October 24, 2009
In yesterday’s China Daily, there is an article in the Opinion page about Yu Keping’s views on political reform in China. Yu is well known for his book, Democracy is a Good Thing, where he argues that democracy is the best system available, but that democracy in China will come about differently than in the West. The article spends most of its time though on Yu’s views on civil society and NGOs in particular.
Yu is bullish on China’s civil society and sees NGOs playing an important role in helping the government to maintain social stability by cooperating with the government in addressing social problems. In this regard, he sees NGOs playing a different role in China than they do in the West because they are being guided by parameters set by the government. He calls China’s civil society an example of government-led civil society.
Yu’s views are similar to those voiced by some NGOs I have interviewed. These NGOs stress the importance of working together with the government. They see cooperation with the government, in particular basic-level governments at the district, street-committee and township levels, as the best way to expand their service provision, and thus their influence. Yet this view also raises the question of how to treat NGOs who do not want to cooperate with the government, who want to work on behalf of their own members rather than on behalf of the public interest?
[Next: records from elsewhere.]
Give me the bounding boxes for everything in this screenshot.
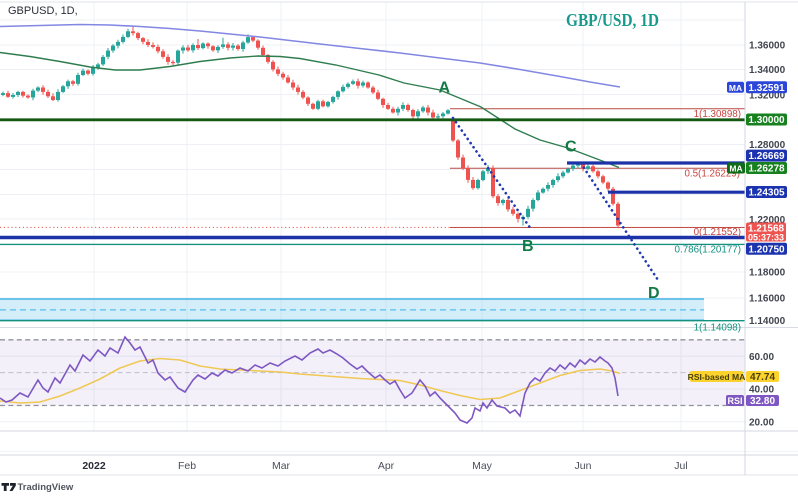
svg-text:RSI: RSI (727, 396, 742, 406)
svg-text:20.00: 20.00 (749, 417, 774, 428)
svg-text:0.5(1.26229): 0.5(1.26229) (684, 169, 740, 180)
svg-text:1.21568: 1.21568 (748, 224, 785, 235)
svg-text:1.16000: 1.16000 (749, 294, 786, 305)
svg-text:May: May (472, 460, 493, 472)
svg-text:1.32591: 1.32591 (748, 83, 785, 94)
svg-text:0.786(1.20177): 0.786(1.20177) (675, 244, 741, 255)
svg-text:2022: 2022 (82, 460, 106, 472)
svg-text:60.00: 60.00 (749, 352, 774, 363)
svg-text:1.24305: 1.24305 (748, 188, 785, 199)
svg-text:GBPUSD, 1D,: GBPUSD, 1D, (8, 5, 78, 17)
svg-text:1.34000: 1.34000 (749, 65, 786, 76)
svg-text:TradingView: TradingView (18, 482, 74, 493)
svg-text:Jul: Jul (674, 460, 687, 472)
svg-text:B: B (522, 238, 534, 255)
svg-text:1.32000: 1.32000 (749, 91, 786, 102)
svg-text:MA: MA (729, 164, 742, 174)
svg-text:RSI-based MA: RSI-based MA (688, 372, 746, 382)
svg-text:1.30000: 1.30000 (748, 115, 785, 126)
svg-text:1.14000: 1.14000 (749, 316, 786, 327)
svg-text:C: C (565, 139, 577, 156)
svg-text:1.28000: 1.28000 (749, 140, 786, 151)
svg-text:1.26669: 1.26669 (748, 151, 785, 162)
svg-text:1.26278: 1.26278 (748, 164, 785, 175)
svg-text:40.00: 40.00 (749, 385, 774, 396)
svg-text:1.20750: 1.20750 (748, 244, 785, 255)
svg-text:1.36000: 1.36000 (749, 41, 786, 52)
svg-text:D: D (648, 285, 660, 302)
svg-text:Feb: Feb (178, 460, 196, 472)
svg-text:A: A (439, 80, 451, 97)
svg-text:1(1.30898): 1(1.30898) (694, 109, 741, 120)
svg-text:1(1.14098): 1(1.14098) (694, 322, 741, 333)
svg-text:05:37:33: 05:37:33 (748, 233, 784, 243)
svg-text:32.80: 32.80 (750, 396, 775, 407)
svg-text:GBP/USD, 1D: GBP/USD, 1D (566, 10, 659, 30)
svg-text:Mar: Mar (272, 460, 291, 472)
svg-text:Apr: Apr (378, 460, 395, 472)
svg-text:47.74: 47.74 (750, 372, 775, 383)
svg-text:Jun: Jun (575, 460, 592, 472)
svg-text:1.22000: 1.22000 (749, 215, 786, 226)
svg-text:1.18000: 1.18000 (749, 268, 786, 279)
svg-text:0(1.21552): 0(1.21552) (694, 227, 741, 238)
svg-text:MA: MA (729, 83, 742, 93)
Some NGOs tend to look down on such “selfish” NGOs, but as Robert Putnam argues nonpolitical associations such as sports clubs can play an important role in promoting civic engagement and social trust, which Putnam sees as important preconditions for democratic consolidation. In stating that most Chinese NGOs are willing to cooperate with the government for the public interest, while “some act in self-interest or even harbor hidden agenda”, Yu seems to be implying that “selfish” NGOs do not have a place in China’s civil society.
Yu’s notion of “government-led civil society” also caught my eye because it sounds similar to Michael Frolic’s concept of “state-led civil society” which he advanced in his 1997 book, Civil Society in China. Yu here seems to mean something different that Frolic who was talking about “social organizations and quasi-administrative units created by the state”. In other words, what we sometimes call government-organized NGOs (GONGOs). Yu, on the other hand, is referring to NGOs that aren’t necessarily created by the state, but cooperating with it. A civil society whose goals are one with the state.
I have some problems with both these terms. First of all, Frolic’s notion of a state-led civil society is outdated. While there are many so-called NGOs that have been created by the state, what Wang Ming of Tsinghua University calls “top-down” NGOs, there are also a rapidly growing number of “bottom-up” NGOs that are created independent of the state. Second, Yu’s “government-led” is a misnomer and denies agency to the NGOs that want to cooperate with the government. More and more, NGO cooperation with the state is taking place not because the government is telling NGOs to do so. It is doing so because of strategic planning by NGOs, many of them of the “bottom-up” variety, who see cooperation as beneficial for their own long-term interests.
I prefer the term “negotiated civil society” to “government-led civil society” because it views government-NGO cooperation as a two-way street, and acknowledges agency on both sides. Of course, the government is the more powerful player here, but it does not “lead” the NGO. Rather cooperation is the result of negotiations between the two sides.